The New York Times followed up its news piece on the bombing with an astute piece about how religious minorities all over Asia are getting persecuted and slaughtered — with Christians atop the list. I don’t know if this piece was waiting in the wings or whether the three reporters threw it together in a few hours, but it sums up how religious coexistence is becoming a fantasy in many South Asian countries.

It is not yet clear who carried out the bombings on Sunday, which also included raids on three high-end hotels in Colombo, the Sri Lankan capital. But Christians were a primary target, and their faith has been increasingly under attack by militants and politicians across South and Southeast Asia.

Over the past year, deadly bombings of churches by militants claiming allegiance to the Islamic State have rocked the Philippines and Indonesia.

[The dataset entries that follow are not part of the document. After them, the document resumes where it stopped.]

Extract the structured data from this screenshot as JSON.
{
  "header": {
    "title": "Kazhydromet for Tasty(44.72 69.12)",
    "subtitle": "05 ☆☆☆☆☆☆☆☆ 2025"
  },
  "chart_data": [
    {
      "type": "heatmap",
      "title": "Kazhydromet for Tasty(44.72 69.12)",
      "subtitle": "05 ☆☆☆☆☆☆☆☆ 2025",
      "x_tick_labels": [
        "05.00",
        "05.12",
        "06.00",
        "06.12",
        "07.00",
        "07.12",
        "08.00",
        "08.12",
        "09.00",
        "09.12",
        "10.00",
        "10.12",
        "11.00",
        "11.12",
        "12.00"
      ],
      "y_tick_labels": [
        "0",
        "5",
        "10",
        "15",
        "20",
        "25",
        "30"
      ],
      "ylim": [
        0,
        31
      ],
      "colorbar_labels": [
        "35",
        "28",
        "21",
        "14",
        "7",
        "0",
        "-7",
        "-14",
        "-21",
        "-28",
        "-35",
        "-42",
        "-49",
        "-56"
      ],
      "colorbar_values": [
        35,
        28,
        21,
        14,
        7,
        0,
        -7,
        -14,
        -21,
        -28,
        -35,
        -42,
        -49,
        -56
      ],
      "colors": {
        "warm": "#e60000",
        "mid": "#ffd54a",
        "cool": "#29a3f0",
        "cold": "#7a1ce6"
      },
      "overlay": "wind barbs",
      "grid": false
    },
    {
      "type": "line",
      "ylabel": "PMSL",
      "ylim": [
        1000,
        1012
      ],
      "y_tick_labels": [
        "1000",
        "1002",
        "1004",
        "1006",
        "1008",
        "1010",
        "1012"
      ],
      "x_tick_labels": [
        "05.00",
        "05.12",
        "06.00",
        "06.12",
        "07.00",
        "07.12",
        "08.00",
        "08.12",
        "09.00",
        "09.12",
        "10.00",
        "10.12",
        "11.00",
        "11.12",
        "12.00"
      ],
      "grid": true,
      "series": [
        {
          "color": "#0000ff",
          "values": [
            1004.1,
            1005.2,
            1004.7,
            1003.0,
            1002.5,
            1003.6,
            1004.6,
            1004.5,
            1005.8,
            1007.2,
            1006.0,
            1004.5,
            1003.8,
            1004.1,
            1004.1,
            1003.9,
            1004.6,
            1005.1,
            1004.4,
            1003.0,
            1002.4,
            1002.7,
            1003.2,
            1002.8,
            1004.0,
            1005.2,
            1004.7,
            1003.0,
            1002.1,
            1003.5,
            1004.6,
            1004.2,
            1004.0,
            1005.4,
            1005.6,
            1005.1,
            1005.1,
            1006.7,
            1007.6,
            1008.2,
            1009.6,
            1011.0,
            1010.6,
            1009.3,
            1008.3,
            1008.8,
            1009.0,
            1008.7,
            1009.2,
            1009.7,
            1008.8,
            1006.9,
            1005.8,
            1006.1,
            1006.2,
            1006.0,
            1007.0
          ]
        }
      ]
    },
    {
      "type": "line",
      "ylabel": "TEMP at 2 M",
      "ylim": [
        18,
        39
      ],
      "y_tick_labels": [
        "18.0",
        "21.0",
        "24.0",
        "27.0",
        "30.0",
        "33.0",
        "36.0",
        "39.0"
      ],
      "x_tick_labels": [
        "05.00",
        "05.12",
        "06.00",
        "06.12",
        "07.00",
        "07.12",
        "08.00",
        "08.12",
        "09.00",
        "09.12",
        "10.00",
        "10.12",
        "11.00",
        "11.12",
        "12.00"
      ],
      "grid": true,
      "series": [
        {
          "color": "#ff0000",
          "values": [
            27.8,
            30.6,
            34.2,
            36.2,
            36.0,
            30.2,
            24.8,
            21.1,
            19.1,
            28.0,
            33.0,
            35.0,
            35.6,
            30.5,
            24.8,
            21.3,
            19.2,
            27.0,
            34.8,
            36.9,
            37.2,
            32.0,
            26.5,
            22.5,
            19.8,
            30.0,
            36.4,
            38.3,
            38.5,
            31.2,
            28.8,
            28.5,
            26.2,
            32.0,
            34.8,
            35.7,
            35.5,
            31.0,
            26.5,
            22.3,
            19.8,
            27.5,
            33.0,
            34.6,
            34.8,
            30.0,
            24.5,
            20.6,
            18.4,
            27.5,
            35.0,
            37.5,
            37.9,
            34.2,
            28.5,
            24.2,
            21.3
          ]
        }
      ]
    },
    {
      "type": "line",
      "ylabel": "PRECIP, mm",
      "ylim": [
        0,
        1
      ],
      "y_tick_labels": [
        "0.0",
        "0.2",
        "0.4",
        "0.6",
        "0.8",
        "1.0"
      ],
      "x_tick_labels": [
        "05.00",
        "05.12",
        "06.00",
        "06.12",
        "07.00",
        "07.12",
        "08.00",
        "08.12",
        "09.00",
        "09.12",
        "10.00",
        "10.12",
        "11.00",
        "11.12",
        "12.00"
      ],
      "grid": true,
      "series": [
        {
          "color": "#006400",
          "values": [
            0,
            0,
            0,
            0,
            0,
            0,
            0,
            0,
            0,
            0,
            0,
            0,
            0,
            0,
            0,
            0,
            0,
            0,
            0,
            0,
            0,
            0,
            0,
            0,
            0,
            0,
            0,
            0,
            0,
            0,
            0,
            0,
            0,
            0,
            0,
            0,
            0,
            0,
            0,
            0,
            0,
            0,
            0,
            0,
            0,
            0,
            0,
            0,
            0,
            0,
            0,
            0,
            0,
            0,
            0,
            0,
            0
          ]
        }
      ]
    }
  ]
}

In India, the Hindu right, led by Prime Minister Narendra Modi, has targeted Muslim and Christian minorities, the latter group because of its symbolic association with British colonialism.

The ruling party in Bangladesh, the secular-leaning Awami League, has partnered with conservative Muslim clerics who routinely call for the persecution of religious minorities, including Christians.

In Myanmar, Christian minorities fear they will be the next targets of the Buddhist-dominated government. And in Sri Lanka, a toxic Buddhist nationalist political force has agitated against minority Christians and Muslims, dismissing them as relics of a British colonial era when the Buddhist majority itself was repressed.

So who set off the bomb? I doubt it was the Buddhists or Hindus.

But if the newest reports are accurate and it was a radical Muslim group, why did it target Christians? Why not go after a Buddhist temple?

What I don’t doubt is the horrible tragedy of Easter Sunday becoming a bloody Sunday for so many whose only crime was to attend church and pay for it with their lives.